19.3.05

The Ultimate Joy

The wind threatens to blow the cherry blossoms off the trees before they bloom. It is a warm wind. The wind blows full of everyone’s gratitude. Empty laundry lines billow in the wind, clothespins twirling. Everyone is grateful for the ominous skies and the rain falling at last. The earth opens up, the worms sing. In the evening, we feel the pleasure of the portentous clouds, the dark mood that befits Portland.

This is all that we need: to be in one another’s company, to have a spiritual practice, to eat nourishing food, to be so clean that frozen blueberries are the ultimate sweetness, to play music and write lyrics while lounging on Erik’s bed in the candlelight. A tree of orange silk candle shades, the dark velvet duvet. This family is the perfect joy. We stand in a triangular hug, our three hearts beating, sending an electromagnetic pulse through each other’s bodies. Love is not in the mind or the gut or the spirit. It is in all of these combined. They are inextricable. I defy you to feel this through a computer, or over a cellular connection or through the vast network we’ve spiderwebbed around the globe. Compare that to being there in person. You’ll never want to go home to an empty house.

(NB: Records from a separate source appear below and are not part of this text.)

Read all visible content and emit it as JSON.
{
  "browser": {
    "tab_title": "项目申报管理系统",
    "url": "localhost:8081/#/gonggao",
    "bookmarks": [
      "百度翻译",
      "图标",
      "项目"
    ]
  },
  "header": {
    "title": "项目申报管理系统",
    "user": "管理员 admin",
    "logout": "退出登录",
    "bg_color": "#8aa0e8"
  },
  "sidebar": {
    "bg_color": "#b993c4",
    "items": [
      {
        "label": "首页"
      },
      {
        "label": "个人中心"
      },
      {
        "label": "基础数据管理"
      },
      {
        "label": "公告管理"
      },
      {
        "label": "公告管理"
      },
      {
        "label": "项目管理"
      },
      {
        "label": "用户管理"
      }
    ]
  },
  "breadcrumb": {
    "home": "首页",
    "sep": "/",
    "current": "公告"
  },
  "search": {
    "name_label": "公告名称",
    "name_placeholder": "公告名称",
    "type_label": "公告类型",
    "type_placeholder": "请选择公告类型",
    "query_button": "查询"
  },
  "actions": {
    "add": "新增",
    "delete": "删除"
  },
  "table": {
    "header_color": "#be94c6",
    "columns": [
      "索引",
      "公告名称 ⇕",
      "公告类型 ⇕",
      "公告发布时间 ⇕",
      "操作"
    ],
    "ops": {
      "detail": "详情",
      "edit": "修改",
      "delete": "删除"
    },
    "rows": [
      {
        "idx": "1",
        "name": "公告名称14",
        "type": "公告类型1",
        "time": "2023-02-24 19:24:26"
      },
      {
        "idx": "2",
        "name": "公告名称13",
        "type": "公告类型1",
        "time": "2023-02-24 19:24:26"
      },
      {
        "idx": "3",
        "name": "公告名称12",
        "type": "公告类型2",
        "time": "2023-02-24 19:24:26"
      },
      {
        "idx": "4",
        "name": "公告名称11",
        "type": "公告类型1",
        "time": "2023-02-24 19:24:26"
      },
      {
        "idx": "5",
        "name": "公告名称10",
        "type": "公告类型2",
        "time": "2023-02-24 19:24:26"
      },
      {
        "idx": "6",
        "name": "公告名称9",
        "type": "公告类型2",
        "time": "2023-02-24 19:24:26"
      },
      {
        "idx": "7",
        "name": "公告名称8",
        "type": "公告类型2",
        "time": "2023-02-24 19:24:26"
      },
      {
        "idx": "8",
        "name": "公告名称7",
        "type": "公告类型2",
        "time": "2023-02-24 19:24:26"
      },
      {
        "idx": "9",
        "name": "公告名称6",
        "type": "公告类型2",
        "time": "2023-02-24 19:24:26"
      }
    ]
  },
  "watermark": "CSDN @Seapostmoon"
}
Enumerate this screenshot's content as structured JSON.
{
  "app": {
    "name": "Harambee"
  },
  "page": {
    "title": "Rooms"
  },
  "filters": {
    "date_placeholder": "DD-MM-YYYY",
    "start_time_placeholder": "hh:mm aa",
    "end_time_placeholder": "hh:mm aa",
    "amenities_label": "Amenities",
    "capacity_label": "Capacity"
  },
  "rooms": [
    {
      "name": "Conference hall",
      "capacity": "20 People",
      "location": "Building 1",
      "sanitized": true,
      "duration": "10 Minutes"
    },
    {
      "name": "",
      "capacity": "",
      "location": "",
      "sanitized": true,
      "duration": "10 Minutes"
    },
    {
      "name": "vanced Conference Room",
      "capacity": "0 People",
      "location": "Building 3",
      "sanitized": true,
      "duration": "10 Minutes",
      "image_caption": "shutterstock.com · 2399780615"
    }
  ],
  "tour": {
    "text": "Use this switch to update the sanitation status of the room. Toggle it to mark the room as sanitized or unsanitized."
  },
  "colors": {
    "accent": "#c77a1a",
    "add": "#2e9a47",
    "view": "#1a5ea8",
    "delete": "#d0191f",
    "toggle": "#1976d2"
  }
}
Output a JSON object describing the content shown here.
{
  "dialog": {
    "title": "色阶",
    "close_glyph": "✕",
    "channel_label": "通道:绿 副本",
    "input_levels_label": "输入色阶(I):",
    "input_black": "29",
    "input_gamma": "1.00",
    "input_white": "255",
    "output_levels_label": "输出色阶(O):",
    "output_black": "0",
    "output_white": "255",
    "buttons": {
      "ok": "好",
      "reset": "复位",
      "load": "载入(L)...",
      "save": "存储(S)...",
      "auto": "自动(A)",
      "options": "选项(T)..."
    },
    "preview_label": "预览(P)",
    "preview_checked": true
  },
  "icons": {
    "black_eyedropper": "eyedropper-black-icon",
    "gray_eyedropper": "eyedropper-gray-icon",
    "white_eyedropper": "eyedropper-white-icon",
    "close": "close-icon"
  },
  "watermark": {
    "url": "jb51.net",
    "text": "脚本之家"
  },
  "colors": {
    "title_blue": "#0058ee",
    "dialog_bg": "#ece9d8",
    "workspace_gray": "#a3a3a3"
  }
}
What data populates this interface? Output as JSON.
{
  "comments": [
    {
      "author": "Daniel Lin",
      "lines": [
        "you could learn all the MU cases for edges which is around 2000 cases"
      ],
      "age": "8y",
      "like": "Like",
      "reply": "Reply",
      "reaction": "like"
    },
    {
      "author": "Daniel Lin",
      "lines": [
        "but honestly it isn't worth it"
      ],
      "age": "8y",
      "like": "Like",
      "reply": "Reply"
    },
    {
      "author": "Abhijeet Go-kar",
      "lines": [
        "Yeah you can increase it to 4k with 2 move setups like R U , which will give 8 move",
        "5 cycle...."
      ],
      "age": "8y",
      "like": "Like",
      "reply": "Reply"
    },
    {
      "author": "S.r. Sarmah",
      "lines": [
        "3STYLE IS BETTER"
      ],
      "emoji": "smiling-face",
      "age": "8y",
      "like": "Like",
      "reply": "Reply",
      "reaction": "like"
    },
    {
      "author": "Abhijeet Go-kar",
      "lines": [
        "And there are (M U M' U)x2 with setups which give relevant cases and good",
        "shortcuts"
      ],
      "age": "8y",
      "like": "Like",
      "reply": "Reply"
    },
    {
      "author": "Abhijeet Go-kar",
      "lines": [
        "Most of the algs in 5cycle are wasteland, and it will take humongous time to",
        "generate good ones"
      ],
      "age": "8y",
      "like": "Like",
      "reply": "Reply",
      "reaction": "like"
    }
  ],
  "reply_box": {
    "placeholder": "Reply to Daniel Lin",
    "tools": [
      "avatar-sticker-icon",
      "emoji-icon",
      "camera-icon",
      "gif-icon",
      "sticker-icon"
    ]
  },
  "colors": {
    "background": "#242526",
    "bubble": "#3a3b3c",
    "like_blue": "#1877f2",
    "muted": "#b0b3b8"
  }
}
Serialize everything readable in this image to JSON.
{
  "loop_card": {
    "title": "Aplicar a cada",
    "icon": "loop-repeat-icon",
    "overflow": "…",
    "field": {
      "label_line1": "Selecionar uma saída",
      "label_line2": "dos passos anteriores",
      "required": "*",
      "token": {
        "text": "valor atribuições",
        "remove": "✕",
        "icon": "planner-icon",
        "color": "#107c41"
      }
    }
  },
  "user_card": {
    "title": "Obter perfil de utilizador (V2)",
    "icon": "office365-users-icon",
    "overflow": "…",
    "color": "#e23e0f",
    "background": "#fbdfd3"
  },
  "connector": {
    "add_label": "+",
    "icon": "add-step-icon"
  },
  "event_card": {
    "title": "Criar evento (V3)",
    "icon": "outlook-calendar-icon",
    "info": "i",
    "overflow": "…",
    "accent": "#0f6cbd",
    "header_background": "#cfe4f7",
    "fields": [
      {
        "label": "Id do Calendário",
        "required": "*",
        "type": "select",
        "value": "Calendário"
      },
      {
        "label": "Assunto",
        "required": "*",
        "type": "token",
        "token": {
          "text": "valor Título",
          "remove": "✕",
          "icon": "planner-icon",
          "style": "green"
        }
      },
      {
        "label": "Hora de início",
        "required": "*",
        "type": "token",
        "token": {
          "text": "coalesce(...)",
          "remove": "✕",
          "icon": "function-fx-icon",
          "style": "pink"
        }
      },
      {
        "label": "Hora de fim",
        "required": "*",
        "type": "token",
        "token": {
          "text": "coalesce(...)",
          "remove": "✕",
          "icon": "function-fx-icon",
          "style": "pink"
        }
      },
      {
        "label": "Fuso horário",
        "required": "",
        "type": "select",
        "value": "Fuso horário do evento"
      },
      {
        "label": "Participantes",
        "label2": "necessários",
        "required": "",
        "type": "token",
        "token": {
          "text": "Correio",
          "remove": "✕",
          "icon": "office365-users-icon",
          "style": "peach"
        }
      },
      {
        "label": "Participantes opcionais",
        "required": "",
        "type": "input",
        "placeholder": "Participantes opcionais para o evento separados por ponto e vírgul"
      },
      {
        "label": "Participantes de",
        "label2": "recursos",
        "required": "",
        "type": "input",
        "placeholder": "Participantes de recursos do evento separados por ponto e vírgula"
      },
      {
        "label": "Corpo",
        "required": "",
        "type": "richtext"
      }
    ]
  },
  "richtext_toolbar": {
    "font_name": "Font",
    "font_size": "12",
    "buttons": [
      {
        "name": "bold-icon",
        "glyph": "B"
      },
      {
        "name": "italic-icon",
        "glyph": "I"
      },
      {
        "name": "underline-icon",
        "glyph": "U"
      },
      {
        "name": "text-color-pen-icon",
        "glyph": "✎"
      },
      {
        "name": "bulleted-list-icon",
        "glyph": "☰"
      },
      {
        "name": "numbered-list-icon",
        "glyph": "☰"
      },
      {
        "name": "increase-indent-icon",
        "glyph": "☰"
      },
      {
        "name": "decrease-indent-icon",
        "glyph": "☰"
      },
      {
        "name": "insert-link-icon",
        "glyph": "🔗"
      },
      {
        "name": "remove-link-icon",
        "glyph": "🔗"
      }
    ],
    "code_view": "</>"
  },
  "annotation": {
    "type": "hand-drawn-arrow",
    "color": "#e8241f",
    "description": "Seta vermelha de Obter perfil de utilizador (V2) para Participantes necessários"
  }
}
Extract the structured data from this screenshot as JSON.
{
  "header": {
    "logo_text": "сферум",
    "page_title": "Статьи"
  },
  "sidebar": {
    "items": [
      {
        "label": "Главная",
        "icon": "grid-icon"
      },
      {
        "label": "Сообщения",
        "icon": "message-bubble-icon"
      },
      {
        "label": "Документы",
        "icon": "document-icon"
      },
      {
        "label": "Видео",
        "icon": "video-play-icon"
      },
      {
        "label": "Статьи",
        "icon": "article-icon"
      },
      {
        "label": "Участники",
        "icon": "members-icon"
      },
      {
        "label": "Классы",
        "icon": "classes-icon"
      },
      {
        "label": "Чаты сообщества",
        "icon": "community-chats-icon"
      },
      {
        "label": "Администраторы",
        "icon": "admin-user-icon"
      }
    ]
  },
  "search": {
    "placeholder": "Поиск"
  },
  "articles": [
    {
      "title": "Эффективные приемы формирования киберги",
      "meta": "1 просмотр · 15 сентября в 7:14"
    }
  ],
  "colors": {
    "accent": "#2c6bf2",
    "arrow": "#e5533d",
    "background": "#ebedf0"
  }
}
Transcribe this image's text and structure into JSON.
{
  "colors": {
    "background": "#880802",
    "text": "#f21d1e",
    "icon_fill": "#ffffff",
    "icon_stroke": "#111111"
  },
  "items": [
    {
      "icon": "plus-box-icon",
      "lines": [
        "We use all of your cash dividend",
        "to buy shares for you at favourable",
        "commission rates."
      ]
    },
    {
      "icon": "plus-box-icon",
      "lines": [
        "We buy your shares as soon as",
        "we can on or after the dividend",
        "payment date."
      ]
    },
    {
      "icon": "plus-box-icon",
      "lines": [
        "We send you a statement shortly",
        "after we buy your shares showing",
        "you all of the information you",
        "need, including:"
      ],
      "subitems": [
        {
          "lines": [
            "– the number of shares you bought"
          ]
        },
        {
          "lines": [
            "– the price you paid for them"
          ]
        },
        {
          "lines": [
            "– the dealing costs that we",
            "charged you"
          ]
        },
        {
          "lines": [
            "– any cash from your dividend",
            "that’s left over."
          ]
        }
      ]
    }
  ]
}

I go home to an empty house. But I realize tonight that this love is everything that I need. My family tends the unfathomably deep well of my love. They deepen it; they help me appreciate the flavour of the water; they celebrate my triumphs and share theirs, bringing up bucketfuls of life from the center of the earth. In this way I am loved. It is because of them that I know love, I know surely that the love I feel constantly rising in me is possible.

The way we smile, you’d think we’d run out of face to hold our lips.

1.3.05

Bush vs. Dick in the age of Bush and Dick

My mother recently suggested that instead of being 'bi,' wouldn't it just be easier if I decided to be straight or gay? The fact that she included gay (or as she put it, lesbian) among my choices denotes definite progress in the slide of her morals. I attribute the majority of the slide to the wiles of my younger siblings, who have spent copious hours in her house raiding her pantry, talking politics, confessing their drug habits and engaging in loud sexual acts with their significant others on the other side of her bedroom wall. My parents, despite their decidedly neo-con leanings can actually handle almost anything when confronted with it in reality.

Except oral sex. To my amazement, in a recent phone conversation, the woman who raised me suggested that perhaps the mere existence in the world of blow jobs was what caused me to rush into the lesbian camp. On the one hand, I do try to show my mother respect, on the other hand, I nearly fell off my bed laughing.

The other thing they haven't ever quite gotten used to (besides the fact that none of their children go to church or vote for Bush--too bad they made so many of us!), is their dykey daughter. Or I should say, their semi-dyke. It would be easier on them if I were one or the other. I think they secretly fear I'm in a big bed somewhere engaged in orgies. They think that bi means polyamorous, or that a bi person could never just be happy with one person, because they'd always crave the other sex. My mother told me whenever she sees people of the same sex holding hands, it makes her feel like civilization is coming to an end. If I were an NVC coach, I'd point out that "civilization coming to an end" is not a feeling, and that no one else can make you feel anything. But I am not.

Despite the fact that I live in a state that recently both allowed legal marriages between partners of the same sex, and then shortly thereafter attempted to change the constitution to disallow it, I still think now is a great time to be queer. In what other age could we brag that some of us had managed to get married? In what other age could we come out so freely to our neighbors? In what other age could we have such a high sense of self-worth? I live in a racially mixed neighborhood that is undergoing a process of gentrification. One of my old school neighbors, Faye, a skinny woman in her fifties, accosted me one day about some men's clothes that were left behind by the woman caretaking my house when I bought it,
"We think she is a cross dresser, but that's okay. Lesbians are
okay. Jill's a lesbian (my next-door neighbor) and she's okay.
I'm a lesbian, and I'm okay."
So you see, we're all okay.

Except for the bi's. Bi people give neo-cons fodder to fight against the concept that "it's genetic" (despite the obvious argument that a continuum can be genetic too, but neo-cons aren't known for their delicate analysis--that's what makes them so special), and we spread icky boy germs in the rarified air of the girl-on-girl pool. We're harder to fit into the fairy/stone butch/andro/boi/femme categories, messing up the whole inside-club system. In short, we're a pain in the ass (sometimes literally), and depending on your leanings that can actually be good. Some of us are even proud of how we subvert even the sub-dominant paradigms and sometimes also the dominant subs. So yes, mom, you're right, it would be easier if I were one or the other. Especially for you. It would be way less confusing, but it would also be way less real.

There's never been a better time to be bi. Because, like it or not, right now the whole world gets both Bush & Dick.